Adverse weather and farming schedules limited the number of trials. Although fewer transfers were completed than originally planned, the data gathered demonstrated that the SmoothMove was capable of operating in full-scale commercial settings. Lessons from the Orkney trials are now informing design improvements ahead of broader rollout.

Blood sampling was considered but ultimately excluded due to concerns about confounding variables. Instead, post-harvest analysis had to be focused on anecdotal evidence. Results were therefore not conclusive, but existing literature suggests that reducing stress during handling improves product quality. More testing with data analysis was identified for the future.

IMPACT

The SmoothMove represents a significant advance in salmon transfer technology. By reducing the need for high-density crowding, it enhances fish welfare, aligns with RSPCA standards, and mitigates risks associated with traditional high-density methods. The ability to load fish efficiently and at a desired rate while maintaining lower biomass densities gives farmers greater control over handling, reducing stress-related growth delays and potential mortality.
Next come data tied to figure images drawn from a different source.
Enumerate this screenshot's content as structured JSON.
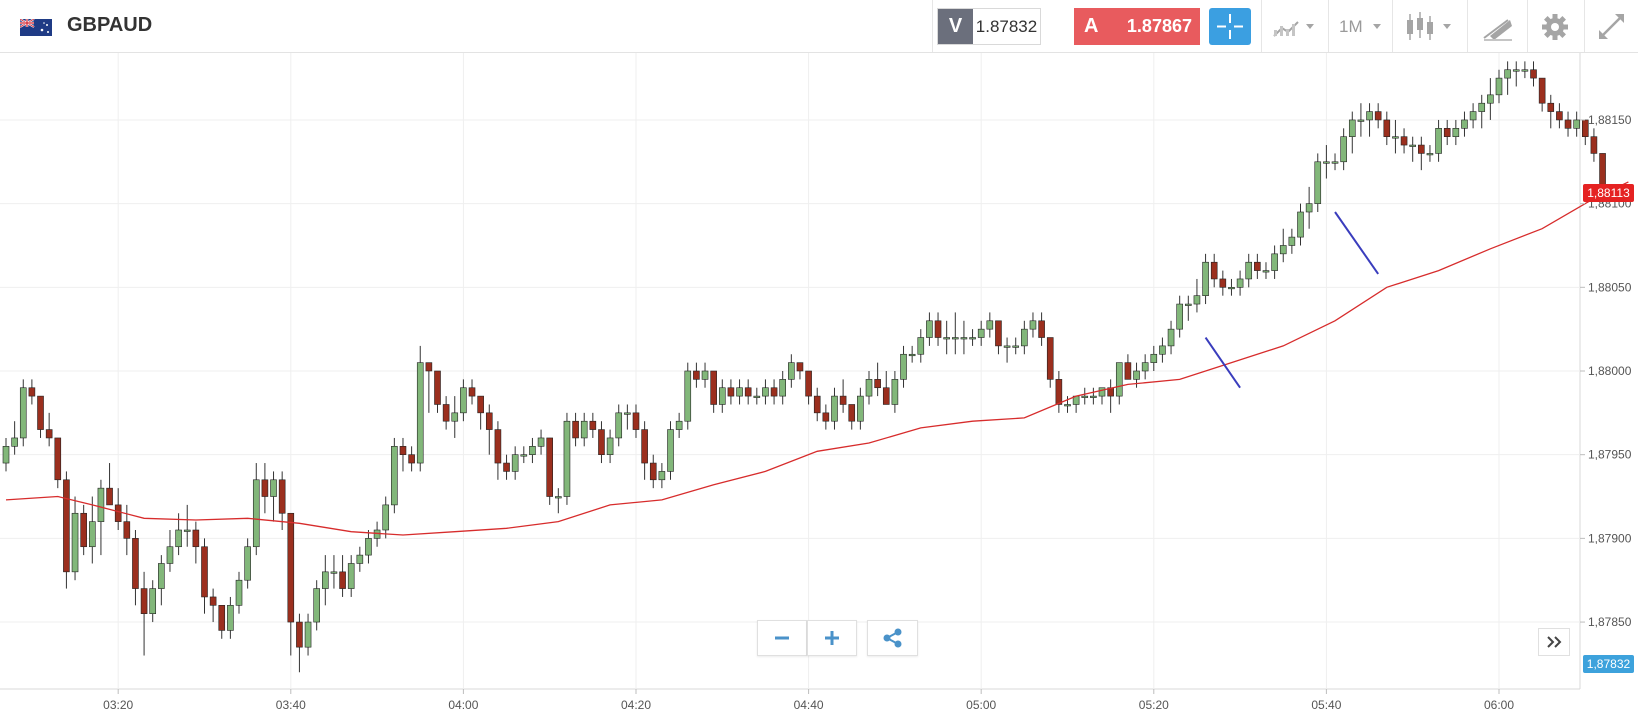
{
  "header": {
    "symbol": "GBPAUD",
    "flag_icon": "gb-au-flag-icon",
    "bid_label": "V",
    "bid_value": "1.87832",
    "ask_label": "A",
    "ask_value": "1.87867",
    "timeframe": "1M",
    "colors": {
      "ask": "#e85b5e",
      "bid_label_bg": "#6b6f7c",
      "crosshair": "#3b9fe1"
    }
  },
  "chart_data": {
    "type": "candlestick",
    "symbol": "GBPAUD",
    "timeframe": "1M",
    "x_tick_labels": [
      "03:20",
      "03:40",
      "04:00",
      "04:20",
      "04:40",
      "05:00",
      "05:20",
      "05:40",
      "06:00"
    ],
    "y_tick_labels": [
      "1,88150",
      "1,88100",
      "1,88050",
      "1,88000",
      "1,87950",
      "1,87900",
      "1,87850"
    ],
    "ylim": [
      1.8781,
      1.8819
    ],
    "last_price_tag": "1,88113",
    "bid_price_tag": "1,87832",
    "grid": true,
    "colors": {
      "up": "#82b77a",
      "down": "#9b2f1e",
      "ma": "#d72c2c",
      "trendline": "#3a3dbd",
      "last_price": "#e52222",
      "bid": "#3da2dc"
    },
    "first_time": "03:07",
    "candles": [
      [
        1.87945,
        1.8796,
        1.8794,
        1.87955
      ],
      [
        1.87955,
        1.8797,
        1.8795,
        1.8796
      ],
      [
        1.8796,
        1.87995,
        1.87955,
        1.8799
      ],
      [
        1.8799,
        1.87995,
        1.8798,
        1.87985
      ],
      [
        1.87985,
        1.87985,
        1.8796,
        1.87965
      ],
      [
        1.87965,
        1.87975,
        1.87955,
        1.8796
      ],
      [
        1.8796,
        1.8796,
        1.8793,
        1.87935
      ],
      [
        1.87935,
        1.8794,
        1.8787,
        1.8788
      ],
      [
        1.8788,
        1.87925,
        1.87875,
        1.87915
      ],
      [
        1.87915,
        1.8792,
        1.8789,
        1.87895
      ],
      [
        1.87895,
        1.87925,
        1.87885,
        1.8791
      ],
      [
        1.8791,
        1.87935,
        1.8789,
        1.8793
      ],
      [
        1.8793,
        1.87945,
        1.8792,
        1.8792
      ],
      [
        1.8792,
        1.8793,
        1.87905,
        1.8791
      ],
      [
        1.8791,
        1.8792,
        1.8789,
        1.879
      ],
      [
        1.879,
        1.87905,
        1.8786,
        1.8787
      ],
      [
        1.8787,
        1.8788,
        1.8783,
        1.87855
      ],
      [
        1.87855,
        1.87875,
        1.8785,
        1.8787
      ],
      [
        1.8787,
        1.8789,
        1.8786,
        1.87885
      ],
      [
        1.87885,
        1.87905,
        1.8788,
        1.87895
      ],
      [
        1.87895,
        1.87915,
        1.8789,
        1.87905
      ],
      [
        1.87905,
        1.8792,
        1.87895,
        1.87905
      ],
      [
        1.87905,
        1.8791,
        1.87885,
        1.87895
      ],
      [
        1.87895,
        1.879,
        1.87855,
        1.87865
      ],
      [
        1.87865,
        1.8787,
        1.8785,
        1.8786
      ],
      [
        1.8786,
        1.8786,
        1.8784,
        1.87845
      ],
      [
        1.87845,
        1.87865,
        1.8784,
        1.8786
      ],
      [
        1.8786,
        1.8788,
        1.87855,
        1.87875
      ],
      [
        1.87875,
        1.879,
        1.8787,
        1.87895
      ],
      [
        1.87895,
        1.87945,
        1.8789,
        1.87935
      ],
      [
        1.87935,
        1.87945,
        1.87915,
        1.87925
      ],
      [
        1.87925,
        1.8794,
        1.8791,
        1.87935
      ],
      [
        1.87935,
        1.8794,
        1.87905,
        1.87915
      ],
      [
        1.87915,
        1.87915,
        1.8783,
        1.8785
      ],
      [
        1.8785,
        1.87855,
        1.8782,
        1.87835
      ],
      [
        1.87835,
        1.87855,
        1.8783,
        1.8785
      ],
      [
        1.8785,
        1.87875,
        1.87845,
        1.8787
      ],
      [
        1.8787,
        1.8789,
        1.8786,
        1.8788
      ],
      [
        1.8788,
        1.8789,
        1.8787,
        1.8788
      ],
      [
        1.8788,
        1.8789,
        1.87865,
        1.8787
      ],
      [
        1.8787,
        1.8789,
        1.87865,
        1.87885
      ],
      [
        1.87885,
        1.87895,
        1.8788,
        1.8789
      ],
      [
        1.8789,
        1.87905,
        1.87885,
        1.879
      ],
      [
        1.879,
        1.8791,
        1.87895,
        1.87905
      ],
      [
        1.87905,
        1.87925,
        1.879,
        1.8792
      ],
      [
        1.8792,
        1.8796,
        1.87915,
        1.87955
      ],
      [
        1.87955,
        1.8796,
        1.8794,
        1.8795
      ],
      [
        1.8795,
        1.87955,
        1.8794,
        1.87945
      ],
      [
        1.87945,
        1.88015,
        1.8794,
        1.88005
      ],
      [
        1.88005,
        1.88005,
        1.87975,
        1.88
      ],
      [
        1.88,
        1.88,
        1.87975,
        1.8798
      ],
      [
        1.8798,
        1.87985,
        1.87965,
        1.8797
      ],
      [
        1.8797,
        1.87985,
        1.8796,
        1.87975
      ],
      [
        1.87975,
        1.87995,
        1.8797,
        1.8799
      ],
      [
        1.8799,
        1.87995,
        1.8798,
        1.87985
      ],
      [
        1.87985,
        1.87985,
        1.87965,
        1.87975
      ],
      [
        1.87975,
        1.8798,
        1.8795,
        1.87965
      ],
      [
        1.87965,
        1.8797,
        1.87935,
        1.87945
      ],
      [
        1.87945,
        1.8795,
        1.87935,
        1.8794
      ],
      [
        1.8794,
        1.87955,
        1.87935,
        1.8795
      ],
      [
        1.8795,
        1.87955,
        1.87945,
        1.8795
      ],
      [
        1.8795,
        1.8796,
        1.87945,
        1.87955
      ],
      [
        1.87955,
        1.87965,
        1.8795,
        1.8796
      ],
      [
        1.8796,
        1.8796,
        1.8792,
        1.87925
      ],
      [
        1.87925,
        1.8793,
        1.87915,
        1.87925
      ],
      [
        1.87925,
        1.87975,
        1.8792,
        1.8797
      ],
      [
        1.8797,
        1.87975,
        1.87955,
        1.8796
      ],
      [
        1.8796,
        1.87975,
        1.87955,
        1.8797
      ],
      [
        1.8797,
        1.87975,
        1.8796,
        1.87965
      ],
      [
        1.87965,
        1.8797,
        1.87945,
        1.8795
      ],
      [
        1.8795,
        1.87965,
        1.87945,
        1.8796
      ],
      [
        1.8796,
        1.8798,
        1.87955,
        1.87975
      ],
      [
        1.87975,
        1.8798,
        1.87965,
        1.87975
      ],
      [
        1.87975,
        1.8798,
        1.8796,
        1.87965
      ],
      [
        1.87965,
        1.8797,
        1.87935,
        1.87945
      ],
      [
        1.87945,
        1.8795,
        1.8793,
        1.87935
      ],
      [
        1.87935,
        1.87945,
        1.8793,
        1.8794
      ],
      [
        1.8794,
        1.8797,
        1.87935,
        1.87965
      ],
      [
        1.87965,
        1.87975,
        1.8796,
        1.8797
      ],
      [
        1.8797,
        1.88005,
        1.87965,
        1.88
      ],
      [
        1.88,
        1.88005,
        1.8799,
        1.87995
      ],
      [
        1.87995,
        1.88005,
        1.8799,
        1.88
      ],
      [
        1.88,
        1.88,
        1.87975,
        1.8798
      ],
      [
        1.8798,
        1.87995,
        1.87975,
        1.8799
      ],
      [
        1.8799,
        1.87995,
        1.8798,
        1.87985
      ],
      [
        1.87985,
        1.87995,
        1.8798,
        1.8799
      ],
      [
        1.8799,
        1.87995,
        1.8798,
        1.87985
      ],
      [
        1.87985,
        1.8799,
        1.8798,
        1.87985
      ],
      [
        1.87985,
        1.87995,
        1.8798,
        1.8799
      ],
      [
        1.8799,
        1.87995,
        1.8798,
        1.87985
      ],
      [
        1.87985,
        1.88,
        1.8798,
        1.87995
      ],
      [
        1.87995,
        1.8801,
        1.8799,
        1.88005
      ],
      [
        1.88005,
        1.88005,
        1.87995,
        1.88
      ],
      [
        1.88,
        1.88,
        1.8798,
        1.87985
      ],
      [
        1.87985,
        1.8799,
        1.8797,
        1.87975
      ],
      [
        1.87975,
        1.8798,
        1.87965,
        1.8797
      ],
      [
        1.8797,
        1.8799,
        1.87965,
        1.87985
      ],
      [
        1.87985,
        1.87995,
        1.87975,
        1.8798
      ],
      [
        1.8798,
        1.8798,
        1.87965,
        1.8797
      ],
      [
        1.8797,
        1.8799,
        1.87965,
        1.87985
      ],
      [
        1.87985,
        1.88,
        1.8798,
        1.87995
      ],
      [
        1.87995,
        1.88005,
        1.87985,
        1.8799
      ],
      [
        1.8799,
        1.88,
        1.8798,
        1.8798
      ],
      [
        1.8798,
        1.88,
        1.87975,
        1.87995
      ],
      [
        1.87995,
        1.88015,
        1.8799,
        1.8801
      ],
      [
        1.8801,
        1.88015,
        1.88005,
        1.8801
      ],
      [
        1.8801,
        1.88025,
        1.88005,
        1.8802
      ],
      [
        1.8802,
        1.88035,
        1.88015,
        1.8803
      ],
      [
        1.8803,
        1.88035,
        1.88015,
        1.8802
      ],
      [
        1.8802,
        1.8803,
        1.8801,
        1.8802
      ],
      [
        1.8802,
        1.88035,
        1.8801,
        1.8802
      ],
      [
        1.8802,
        1.8803,
        1.8801,
        1.8802
      ],
      [
        1.8802,
        1.88025,
        1.88015,
        1.8802
      ],
      [
        1.8802,
        1.8803,
        1.88015,
        1.88025
      ],
      [
        1.88025,
        1.88035,
        1.8802,
        1.8803
      ],
      [
        1.8803,
        1.8803,
        1.8801,
        1.88015
      ],
      [
        1.88015,
        1.8802,
        1.88005,
        1.88015
      ],
      [
        1.88015,
        1.8802,
        1.8801,
        1.88015
      ],
      [
        1.88015,
        1.8803,
        1.8801,
        1.88025
      ],
      [
        1.88025,
        1.88035,
        1.8802,
        1.8803
      ],
      [
        1.8803,
        1.88035,
        1.88015,
        1.8802
      ],
      [
        1.8802,
        1.8802,
        1.8799,
        1.87995
      ],
      [
        1.87995,
        1.88,
        1.87975,
        1.8798
      ],
      [
        1.8798,
        1.87985,
        1.87975,
        1.8798
      ],
      [
        1.8798,
        1.87985,
        1.87975,
        1.87985
      ],
      [
        1.87985,
        1.8799,
        1.8798,
        1.87985
      ],
      [
        1.87985,
        1.8799,
        1.8798,
        1.87985
      ],
      [
        1.87985,
        1.8799,
        1.8798,
        1.8799
      ],
      [
        1.8799,
        1.87995,
        1.87975,
        1.87985
      ],
      [
        1.87985,
        1.88005,
        1.8798,
        1.88005
      ],
      [
        1.88005,
        1.8801,
        1.87995,
        1.87995
      ],
      [
        1.87995,
        1.88005,
        1.8799,
        1.88
      ],
      [
        1.88,
        1.8801,
        1.87995,
        1.88005
      ],
      [
        1.88005,
        1.88015,
        1.88,
        1.8801
      ],
      [
        1.8801,
        1.8802,
        1.88005,
        1.88015
      ],
      [
        1.88015,
        1.8803,
        1.8801,
        1.88025
      ],
      [
        1.88025,
        1.88045,
        1.8802,
        1.8804
      ],
      [
        1.8804,
        1.88045,
        1.8803,
        1.8804
      ],
      [
        1.8804,
        1.88055,
        1.88035,
        1.88045
      ],
      [
        1.88045,
        1.8807,
        1.8804,
        1.88065
      ],
      [
        1.88065,
        1.8807,
        1.8805,
        1.88055
      ],
      [
        1.88055,
        1.8806,
        1.88045,
        1.8805
      ],
      [
        1.8805,
        1.88055,
        1.88045,
        1.8805
      ],
      [
        1.8805,
        1.8806,
        1.88045,
        1.88055
      ],
      [
        1.88055,
        1.8807,
        1.8805,
        1.88065
      ],
      [
        1.88065,
        1.8807,
        1.88055,
        1.8806
      ],
      [
        1.8806,
        1.88065,
        1.88055,
        1.8806
      ],
      [
        1.8806,
        1.88075,
        1.88055,
        1.8807
      ],
      [
        1.8807,
        1.88085,
        1.88065,
        1.88075
      ],
      [
        1.88075,
        1.88085,
        1.8807,
        1.8808
      ],
      [
        1.8808,
        1.881,
        1.88075,
        1.88095
      ],
      [
        1.88095,
        1.8811,
        1.88085,
        1.881
      ],
      [
        1.881,
        1.8813,
        1.88095,
        1.88125
      ],
      [
        1.88125,
        1.88135,
        1.88115,
        1.88125
      ],
      [
        1.88125,
        1.8813,
        1.8812,
        1.88125
      ],
      [
        1.88125,
        1.88145,
        1.8812,
        1.8814
      ],
      [
        1.8814,
        1.88155,
        1.8813,
        1.8815
      ],
      [
        1.8815,
        1.8816,
        1.8814,
        1.8815
      ],
      [
        1.8815,
        1.8816,
        1.8814,
        1.88155
      ],
      [
        1.88155,
        1.8816,
        1.88145,
        1.8815
      ],
      [
        1.8815,
        1.88155,
        1.88135,
        1.8814
      ],
      [
        1.8814,
        1.8815,
        1.8813,
        1.8814
      ],
      [
        1.8814,
        1.88145,
        1.8813,
        1.88135
      ],
      [
        1.88135,
        1.8814,
        1.88125,
        1.88135
      ],
      [
        1.88135,
        1.8814,
        1.8812,
        1.8813
      ],
      [
        1.8813,
        1.88135,
        1.88125,
        1.8813
      ],
      [
        1.8813,
        1.8815,
        1.88125,
        1.88145
      ],
      [
        1.88145,
        1.8815,
        1.88135,
        1.8814
      ],
      [
        1.8814,
        1.8815,
        1.88135,
        1.88145
      ],
      [
        1.88145,
        1.88155,
        1.8814,
        1.8815
      ],
      [
        1.8815,
        1.8816,
        1.88145,
        1.88155
      ],
      [
        1.88155,
        1.88165,
        1.88145,
        1.8816
      ],
      [
        1.8816,
        1.88175,
        1.8815,
        1.88165
      ],
      [
        1.88165,
        1.8818,
        1.8816,
        1.88175
      ],
      [
        1.88175,
        1.88185,
        1.88165,
        1.8818
      ],
      [
        1.8818,
        1.88185,
        1.8817,
        1.8818
      ],
      [
        1.8818,
        1.88185,
        1.88175,
        1.8818
      ],
      [
        1.8818,
        1.88185,
        1.8817,
        1.88175
      ],
      [
        1.88175,
        1.88175,
        1.88155,
        1.8816
      ],
      [
        1.8816,
        1.88165,
        1.88145,
        1.88155
      ],
      [
        1.88155,
        1.8816,
        1.88145,
        1.8815
      ],
      [
        1.8815,
        1.88155,
        1.8814,
        1.88145
      ],
      [
        1.88145,
        1.88155,
        1.8814,
        1.8815
      ],
      [
        1.8815,
        1.8815,
        1.88135,
        1.8814
      ],
      [
        1.8814,
        1.88145,
        1.88125,
        1.8813
      ],
      [
        1.8813,
        1.8813,
        1.881,
        1.8811
      ]
    ],
    "ma_series": [
      [
        0,
        1.87923
      ],
      [
        6,
        1.87925
      ],
      [
        10,
        1.8792
      ],
      [
        16,
        1.87912
      ],
      [
        22,
        1.87911
      ],
      [
        28,
        1.87912
      ],
      [
        34,
        1.87909
      ],
      [
        40,
        1.87904
      ],
      [
        46,
        1.87902
      ],
      [
        52,
        1.87904
      ],
      [
        58,
        1.87906
      ],
      [
        64,
        1.8791
      ],
      [
        70,
        1.8792
      ],
      [
        76,
        1.87923
      ],
      [
        82,
        1.87932
      ],
      [
        88,
        1.8794
      ],
      [
        94,
        1.87952
      ],
      [
        100,
        1.87957
      ],
      [
        106,
        1.87966
      ],
      [
        112,
        1.8797
      ],
      [
        118,
        1.87972
      ],
      [
        124,
        1.87985
      ],
      [
        130,
        1.87992
      ],
      [
        136,
        1.87995
      ],
      [
        142,
        1.88005
      ],
      [
        148,
        1.88015
      ],
      [
        154,
        1.8803
      ],
      [
        160,
        1.8805
      ],
      [
        166,
        1.8806
      ],
      [
        172,
        1.88073
      ],
      [
        178,
        1.88085
      ],
      [
        184,
        1.88103
      ],
      [
        188,
        1.88113
      ]
    ],
    "trendlines": [
      {
        "from": [
          "05:26",
          1.8802
        ],
        "to": [
          "05:30",
          1.8799
        ]
      },
      {
        "from": [
          "05:41",
          1.88095
        ],
        "to": [
          "05:46",
          1.88058
        ]
      }
    ]
  }
}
For producers, this innovation offers both welfare and commercial benefits. Less stressed fish are less prone to injury and disease, and improved product quality enhances market value. Operationally, the system reduces pre-loading crowding time, which can improve efficiency during harvest.

The project also strengthened collaboration between ECI and the Scottish salmon sector, demonstrating the value of joint innovation. While technical issues with scaling and pump integration remain, these challenges are being addressed, and ECI is on track to deliver a fully operational solution to the Scottish market in 2025/2026.

In summary, the SmoothMove has shown it can transfer salmon at comparable rates to conventional methods while reducing biomass density by more than half. This approach has the potential to reduce stress and improve welfare, which could in turn result in heightened product quality and farm sustainability. With further refinement, the system could become a standard tool for modern salmon farming.